My Shiny Project Presentation by R Presentations

Li Jiming
24/09/2015

Fuel Efficiency

Customers are very concscious with fuel efficiency, for various reasons:

  • rising cost of fuel
  • increasing commute times
  • increasing concern for the environment

It's important to be able to predict the fuel efficiency of new cars during the design stage. Many factors can effect the fuel efficiency, including:

  • number of cylinders
  • gross horsepower
  • weight
  • engine displacement
  • rear axle ratio
  • transmission type

Using the mtcars dataset

The mtcars dataset can be used to build a model of the effects of car characteristics on fuel efficiency. An example of the data is below:

data(mtcars); library(xtable)
print(xtable(mtcars[1:8,]), type = "html")

Henderson and Velleman (1981), Building multiple regression models interactively. Biometrics, 37, 391-411.

Modelling predictor contribution

Using a linear model, I determined the effect of gross horsepower, number of cylinders, and weight on fuel efficiency (mpg), and used this model to create a function to predict fuel efficiency based on these factors.
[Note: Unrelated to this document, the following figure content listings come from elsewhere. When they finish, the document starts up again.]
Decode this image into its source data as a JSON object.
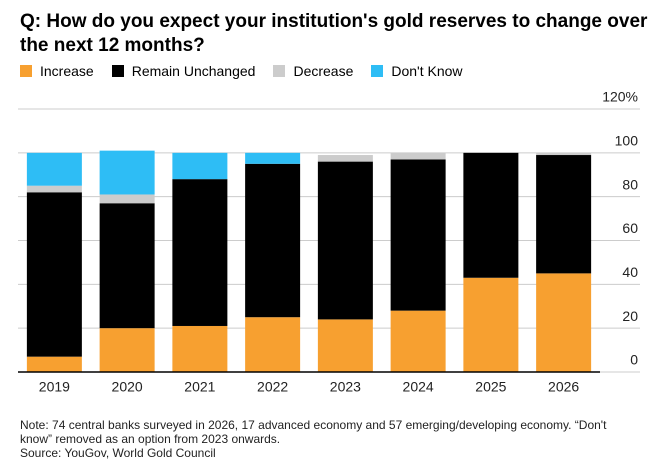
{
  "chart_data": {
    "type": "stacked_bar",
    "title": "Q: How do you expect your institution's gold reserves to change over the next 12 months?",
    "categories": [
      "2019",
      "2020",
      "2021",
      "2022",
      "2023",
      "2024",
      "2025",
      "2026"
    ],
    "series": [
      {
        "name": "Increase",
        "color": "#f7a030",
        "values": [
          7,
          20,
          21,
          25,
          24,
          28,
          43,
          45
        ]
      },
      {
        "name": "Remain Unchanged",
        "color": "#000000",
        "values": [
          75,
          57,
          67,
          70,
          72,
          69,
          57,
          54
        ]
      },
      {
        "name": "Decrease",
        "color": "#cccccc",
        "values": [
          3,
          4,
          0,
          0,
          3,
          3,
          0,
          1
        ]
      },
      {
        "name": "Don't Know",
        "color": "#2ebdf5",
        "values": [
          15,
          20,
          12,
          5,
          null,
          null,
          null,
          null
        ]
      }
    ],
    "ylim": [
      0,
      120
    ],
    "yticks": [
      0,
      20,
      40,
      60,
      80,
      100,
      {
        "value": 120,
        "label": "120%"
      }
    ],
    "grid": true,
    "note": "Note: 74 central banks surveyed in 2026, 17 advanced economy and 57 emerging/developing economy. “Don't know” removed as an option from 2023 onwards.",
    "source": "Source: YouGov, World Gold Council"
  }
}
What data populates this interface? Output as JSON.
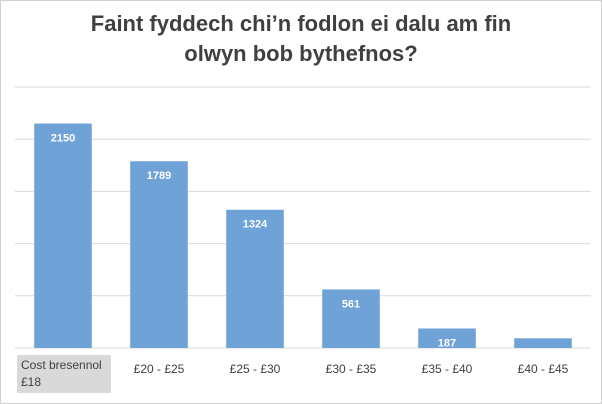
{
  "chart_data": {
    "type": "bar",
    "title": "Faint fyddech chi’n fodlon ei dalu am fin olwyn bob bythefnos?",
    "categories": [
      "Cost bresennol £18",
      "£20 - £25",
      "£25 - £30",
      "£30 - £35",
      "£35 - £40",
      "£40 - £45"
    ],
    "values": [
      2150,
      1789,
      1324,
      561,
      187,
      93
    ],
    "color": "#6fa3d8",
    "ylim": [
      0,
      2500
    ],
    "yticks": [
      0,
      500,
      1000,
      1500,
      2000,
      2500
    ],
    "grid": true
  }
}
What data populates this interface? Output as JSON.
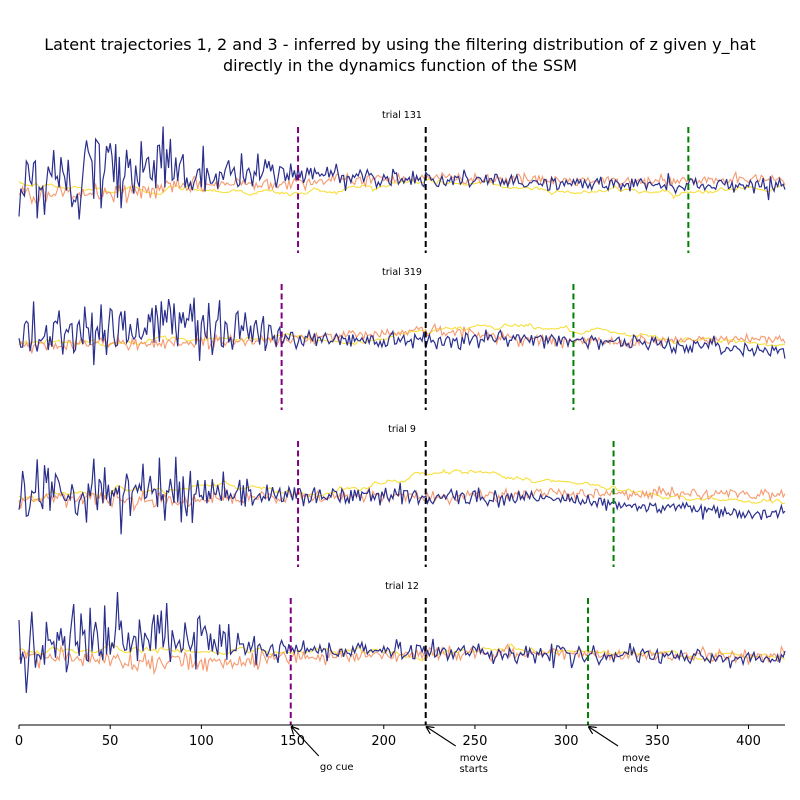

modelFit <- lm(mpg ~ hp + cyl + wt, data=mtcars)
modelFit$coefficients

mpg <- function(hp, cyl, wt) {
    modelFit$coefficients[1] + modelFit$coefficients[2] * hp + 
        modelFit$coefficients[3] * cyl + modelFit$coefficients[4] * wt
}

MPG Prediction Shiny App

https://ljm1810.shinyapps.io/ShinyProject

The user inputs predictor values in the left sidebar, fuel effiency predictions are output to the main panel, and plots below the prediction show how the mpg compares with data from the mtcars dataset.